Страница:
И легенды, легенды о Лентовском!
Каждый день новая легенда.
Алкивиад должен заполнять собой жизнь Москвы, тогда скучающую и праздную.
«Он» живет в юрте, на берегу пруда, в своем «Эрмитаже».
– Как дикий! Ушел от мира.
И там, в тишине, в зеленой тени старых, развесистых деревьев, «выдумывает свои фантазии».
Он появляется на сцене, в жизни, только в шумной, эффектной роли. Вся Москва говорит:
– Слышали: скандал который сделал Лентовский! Грандиозный скандал.
– Избил князя X.
Скандал! Что, казалось бы, хорошего? Но и скандал у него благороден.
Какой-то князь, очень богатый и очень знатный, не давал своими ухаживаниями проходу артистке Б.[46]
Молодой и очень красивой. Опереточной примадонне. Тогдашнему кумиру Москвы.
Не успевала выйти г-жа Б. из летнего театра по окончании спектакля, как перед ней в аллее вырастал поджидавший князь, с предложениями, наглый, самоуверенный и дерзкий.
Ничто, ни резкие ответы, ни просьбы, ни даже слезы не помогали.
– Оставьте в покое!
– Едем ужинать!
Артистка пожаловалась Лентовскому.
И вот, однажды, после спектакля, около театра, в аллее, пред дожидавшимся, посвистывая, князем, вместо примадонны, вырос Лентовский.
– Вы позволяете себе оскорблять у меня в саду артистку? Артистку! У меня!
Вся публика сбежалась на «львиный рык» и отчаянные вопли.
Бедный князь валялся на дорожке весь в крови.
Лентовский избил его палкою так, что переломил ему даже палец.
И Москва, – демократический город, – не нашла ничего другого сказать своему любимцу:
– Поучил князя? Ай да Лентовский! Так и следовало.
А через какую-нибудь неделю Москва говорила о новом:
– Слышали? Лентовский в клетке у льва завтракал!
– Как не слыхать!
Как всегда со «свитой», Лентовский в отдельном, заказанном вагоне выехал в Петербург.
По приезде завтракали.
Вивёр[47] и москвич, Лентовский умел есть и пить. «Сочинял» ботвиньи[48], как феерии, и выдумывал крюшоны.
– Симфония, а не крюшоны! – говорили в Москве.
После завтрака Лентовский предложил:
– Едем в Зоологический сад!
Тогда Зоологический сад в Петербурге держал знаменитый Рост[49], бывший укротитель зверей и мужчина сажени ростом.
– Здравствуй, Рост! Хочу в клетке льва за его здоровье шампанского выпить. Идем!
Рост в это время сам уже успел выпить за завтраком достаточное количество пива.

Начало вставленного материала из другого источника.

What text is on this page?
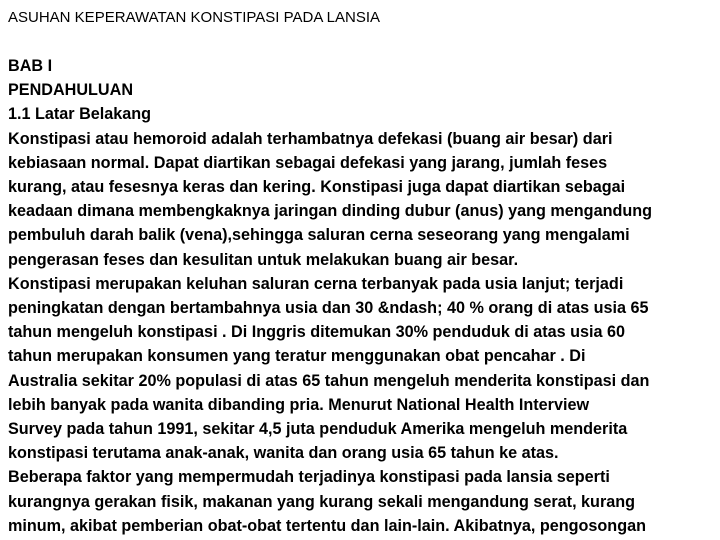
ASUHAN KEPERAWATAN KONSTIPASI PADA LANSIA
BAB I
PENDAHULUAN
1.1 Latar Belakang
Konstipasi atau hemoroid adalah terhambatnya defekasi (buang air besar) dari
kebiasaan normal. Dapat diartikan sebagai defekasi yang jarang, jumlah feses
kurang, atau fesesnya keras dan kering. Konstipasi juga dapat diartikan sebagai
keadaan dimana membengkaknya jaringan dinding dubur (anus) yang mengandung
pembuluh darah balik (vena),sehingga saluran cerna seseorang yang mengalami
pengerasan feses dan kesulitan untuk melakukan buang air besar.
Konstipasi merupakan keluhan saluran cerna terbanyak pada usia lanjut; terjadi
peningkatan dengan bertambahnya usia dan 30 &ndash; 40 % orang di atas usia 65
tahun mengeluh konstipasi . Di Inggris ditemukan 30% penduduk di atas usia 60
tahun merupakan konsumen yang teratur menggunakan obat pencahar . Di
Australia sekitar 20% populasi di atas 65 tahun mengeluh menderita konstipasi dan
lebih banyak pada wanita dibanding pria. Menurut National Health Interview
Survey pada tahun 1991, sekitar 4,5 juta penduduk Amerika mengeluh menderita
konstipasi terutama anak-anak, wanita dan orang usia 65 tahun ke atas.
Beberapa faktor yang mempermudah terjadinya konstipasi pada lansia seperti
kurangnya gerakan fisik, makanan yang kurang sekali mengandung serat, kurang
minum, akibat pemberian obat-obat tertentu dan lain-lain. Akibatnya, pengosongan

Он меланхолически ответил:
– Идем.
В пустой клетке поставили стол, стулья, бутылку шампанского, стаканы.
«Свита» остановилась на пороге.
Только один кто-то вошел за Лентовским и Ростом, пошатываясь, в клетку.
Втроем сели за стол.
Рост приказал своим рабочим, – и решетка, отделявшая эту клетку от другой, где был лев, поднялась.
Две клетки соединились в одну.
Лев лежал в углу.
Он не шевельнулся, когда поднялась решетка.
Все время пролежал в углу, – только пристально, не сводя глаз, глядя на людей, пивших шампанское.
Бутылка была допита до дна.
– Я вошел в клетку совершенно пьяный. Вышел из нее, как будто никогда ничего не пил! – рассказывал третий собеседник.
– Все! – сказал Лентовский, допивая последнюю каплю из стакана.
Они поднялись.
С ревом поднялся и лев.
Но в эту минуту с грохотом упала решетка и разделила две клетки.
Яростный прыжок льва приняла на себя решетка.
– Черт знает что! – конечно, и тогда говорили в Москве, когда эта история распространилась.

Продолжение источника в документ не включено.